They grow out of it eventually. Stock up on to get through it.
I 'm actually finding it harder now then when they were Toddlers!
I'm learning to pick my battles or I would be exhausted.
We have had a lot of friendship problems with my daughter, who is 13,and one period - then not a period since which doesn't make it easier.
More recently she's been more like her lovely old self but I don't know how long that will last.
I would have told her not to speak to me like that. Then when we got home I'd ban her off everything for a day.
I think you are giving too much power to those words. By all means, tell her off, punish her if you must, make it clear you do not wish to hear those words again.
But don't let them get to you: that is too much power for a 12yo to have.
I remember when DD (17) was about that age.We were in the car and I think I had refused to get her some 'must have' overpriced piece of fashion tat (I really couldn't afford it) . She turned to me and said with such venom I still remember it "what do you ACTUALLY do?" , meaning what was my role.
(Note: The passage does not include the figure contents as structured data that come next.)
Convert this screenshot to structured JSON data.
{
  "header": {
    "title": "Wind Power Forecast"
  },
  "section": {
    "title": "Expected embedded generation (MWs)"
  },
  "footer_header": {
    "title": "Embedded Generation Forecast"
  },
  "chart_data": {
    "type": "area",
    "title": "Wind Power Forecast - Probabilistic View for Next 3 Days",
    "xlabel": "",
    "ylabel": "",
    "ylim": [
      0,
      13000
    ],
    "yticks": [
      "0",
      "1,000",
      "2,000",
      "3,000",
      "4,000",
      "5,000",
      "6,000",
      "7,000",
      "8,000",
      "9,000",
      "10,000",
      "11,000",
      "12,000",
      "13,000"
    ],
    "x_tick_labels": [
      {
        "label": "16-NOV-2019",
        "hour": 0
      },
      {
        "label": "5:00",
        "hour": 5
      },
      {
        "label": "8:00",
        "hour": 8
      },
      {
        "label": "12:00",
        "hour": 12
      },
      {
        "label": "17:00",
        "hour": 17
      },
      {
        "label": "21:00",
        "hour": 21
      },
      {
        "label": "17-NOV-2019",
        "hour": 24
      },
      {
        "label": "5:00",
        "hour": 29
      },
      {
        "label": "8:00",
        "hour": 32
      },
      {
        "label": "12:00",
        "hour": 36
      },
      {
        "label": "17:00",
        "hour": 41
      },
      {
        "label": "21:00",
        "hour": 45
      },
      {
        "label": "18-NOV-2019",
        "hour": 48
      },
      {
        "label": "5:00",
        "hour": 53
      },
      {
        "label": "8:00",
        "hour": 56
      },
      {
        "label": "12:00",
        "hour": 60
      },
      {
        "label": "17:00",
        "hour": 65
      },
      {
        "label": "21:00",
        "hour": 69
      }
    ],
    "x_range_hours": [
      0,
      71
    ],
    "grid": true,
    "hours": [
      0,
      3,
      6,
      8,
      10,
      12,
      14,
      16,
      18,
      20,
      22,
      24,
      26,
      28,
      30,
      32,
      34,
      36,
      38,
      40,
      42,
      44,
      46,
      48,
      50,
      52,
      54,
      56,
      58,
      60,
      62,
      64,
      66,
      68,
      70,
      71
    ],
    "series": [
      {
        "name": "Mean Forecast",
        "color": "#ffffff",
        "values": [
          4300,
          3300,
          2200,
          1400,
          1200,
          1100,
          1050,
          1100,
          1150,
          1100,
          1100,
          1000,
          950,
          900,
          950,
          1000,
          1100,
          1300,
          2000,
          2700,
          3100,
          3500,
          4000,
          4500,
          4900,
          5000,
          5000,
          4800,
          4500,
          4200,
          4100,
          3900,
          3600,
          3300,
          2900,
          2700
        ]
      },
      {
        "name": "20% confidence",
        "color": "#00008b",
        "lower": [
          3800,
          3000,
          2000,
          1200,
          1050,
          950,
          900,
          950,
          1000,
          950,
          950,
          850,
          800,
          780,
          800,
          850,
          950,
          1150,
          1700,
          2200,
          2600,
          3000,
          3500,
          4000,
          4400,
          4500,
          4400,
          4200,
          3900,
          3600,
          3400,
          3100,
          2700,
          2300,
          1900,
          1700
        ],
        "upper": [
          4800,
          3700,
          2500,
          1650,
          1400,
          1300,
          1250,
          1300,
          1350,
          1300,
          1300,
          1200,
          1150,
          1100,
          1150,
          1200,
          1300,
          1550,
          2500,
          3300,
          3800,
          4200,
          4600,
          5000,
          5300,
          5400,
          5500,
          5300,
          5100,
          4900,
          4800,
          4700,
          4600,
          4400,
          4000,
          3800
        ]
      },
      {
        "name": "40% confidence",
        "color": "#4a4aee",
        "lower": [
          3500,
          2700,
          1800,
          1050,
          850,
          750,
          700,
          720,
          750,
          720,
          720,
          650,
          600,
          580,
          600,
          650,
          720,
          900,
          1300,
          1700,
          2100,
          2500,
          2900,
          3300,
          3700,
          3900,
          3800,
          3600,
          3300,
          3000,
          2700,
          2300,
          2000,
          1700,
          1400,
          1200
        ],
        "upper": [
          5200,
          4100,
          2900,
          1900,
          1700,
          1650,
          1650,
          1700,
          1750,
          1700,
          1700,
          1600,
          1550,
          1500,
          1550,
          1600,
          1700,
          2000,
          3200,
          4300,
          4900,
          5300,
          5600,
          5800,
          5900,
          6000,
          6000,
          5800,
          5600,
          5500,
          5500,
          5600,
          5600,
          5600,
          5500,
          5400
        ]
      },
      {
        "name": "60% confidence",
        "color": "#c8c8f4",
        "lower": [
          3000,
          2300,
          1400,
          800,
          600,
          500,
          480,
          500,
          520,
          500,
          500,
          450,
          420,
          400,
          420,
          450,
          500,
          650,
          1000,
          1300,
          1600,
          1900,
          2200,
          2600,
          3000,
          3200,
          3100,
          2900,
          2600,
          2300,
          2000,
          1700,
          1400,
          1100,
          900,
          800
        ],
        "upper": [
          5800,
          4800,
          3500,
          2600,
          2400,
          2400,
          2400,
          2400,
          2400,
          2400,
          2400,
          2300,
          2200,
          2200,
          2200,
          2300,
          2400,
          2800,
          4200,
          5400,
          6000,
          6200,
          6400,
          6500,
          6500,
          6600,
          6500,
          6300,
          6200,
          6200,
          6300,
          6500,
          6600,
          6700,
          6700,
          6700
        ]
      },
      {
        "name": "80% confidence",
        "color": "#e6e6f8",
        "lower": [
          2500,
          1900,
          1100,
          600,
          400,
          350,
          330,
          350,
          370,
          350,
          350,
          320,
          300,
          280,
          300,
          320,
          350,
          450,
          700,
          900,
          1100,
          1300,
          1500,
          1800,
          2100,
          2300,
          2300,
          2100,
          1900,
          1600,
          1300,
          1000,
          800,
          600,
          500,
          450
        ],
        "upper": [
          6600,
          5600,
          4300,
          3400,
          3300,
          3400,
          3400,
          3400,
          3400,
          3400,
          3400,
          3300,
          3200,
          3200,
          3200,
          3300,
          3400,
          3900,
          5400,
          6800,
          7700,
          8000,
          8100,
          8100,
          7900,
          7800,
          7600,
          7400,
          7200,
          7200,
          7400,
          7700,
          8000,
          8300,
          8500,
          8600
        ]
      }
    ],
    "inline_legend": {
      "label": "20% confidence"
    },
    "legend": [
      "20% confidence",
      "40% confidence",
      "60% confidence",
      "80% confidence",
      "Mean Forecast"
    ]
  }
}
At the time I was a SAHM looking into retraining to get back into teaching as I hadn't worked for a while. She found the transition from junior to senior school difficult, she got into the wrong crowd, got into a lot of school based trouble and was excluded for a week in Yr 8! Difficult times but now she is in Yr 12 and we are really close (most of the time) .She has grown out of her brattiness, is no longer into her labels or influenced by others and has grown up a lot.